A Call for Permeable Paving

with permeable paving, stormwater doesn't all become surface runoff

With permeable paving, all stormwater doesn’t become surface runoff
Image Source: Flickr

I’ve said it before and I’ll say it again: urban dwellers have an obsession with paving every possible open space.

Housing society compound?
Pave it — we need to park our cars!

Open area where social interactions take place?
Pave it — our clothes get muddy!

Barely-used internal road?
Pave it — we get stuck in the monsoon and it’s hell on the tyres!

If we Must Pave, Let it be Permeable

Some of this paving may well be justified but, because it is done indiscriminately, it leads to a boatload of problems related to the water table, the health of the city’s trees and even the heat we’re subjected to. I’ve written all this in greater detail elsewhere on this site but this particular post is about a type of product that could help in such situations.

In late 2015, there was a buzz in the construction world as Lafarge UK showcased a super-porous asphalt that could guzzle an incredible 4000 litres of water in about a minute. Media started calling it “thirsty concrete” and truly, if you watch the video below, it does look like the water is vanishing into desert sands.

Permeable Concrete Video

I have never been a great fan of the wasteful use of concrete but, when it is required, the least we can do as architects is to try and use it correctly.  Unfortunately, at least as far as I can tell, this product and others like it are not readily available in India. In fact the only case I know of permeable concrete being used, is for a parking lot at Jaipur railway station.

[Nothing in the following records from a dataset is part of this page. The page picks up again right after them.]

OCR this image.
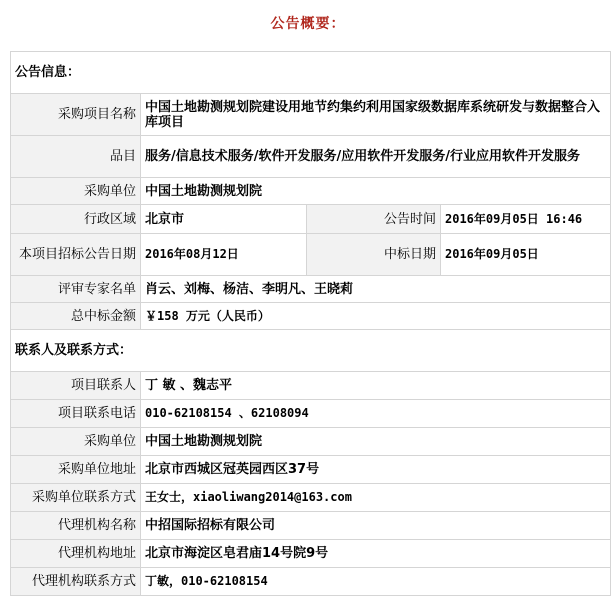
公告概要：
公告信息：			
采购项目名称	中国土地勘测规划院建设用地节约集约利用国家级数据库系统研发与数据整合入库项目		
品目	服务/信息技术服务/软件开发服务/应用软件开发服务/行业应用软件开发服务		
采购单位	中国土地勘测规划院		
行政区域	北京市	公告时间	2016年09月05日 16:46
本项目招标公告日期	2016年08月12日	中标日期	2016年09月05日
评审专家名单	肖云、刘梅、杨洁、李明凡、王晓莉		
总中标金额	￥158 万元（人民币）		
联系人及联系方式：			
项目联系人	丁 敏 、魏志平		
项目联系电话	010-62108154 、62108094		
采购单位	中国土地勘测规划院		
采购单位地址	北京市西城区冠英园西区37号		
采购单位联系方式	王女士，xiaoliwang2014@163.com		
代理机构名称	中招国际招标有限公司		
代理机构地址	北京市海淀区皂君庙14号院9号		
代理机构联系方式	丁敏，010-62108154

Unless architects and engineers specify such products and create a market for them, there is no way that companies will manufacture them here. I do hope some of my brethren in the industry take up the call.

Concrete’s Contribution to Global Warming

I’ve railed against the unnecessary use of concrete for years but I was not aware that it is such a huge contributor to Carbon Dioxide emissions – 10% of the worldwide total according to some estimates.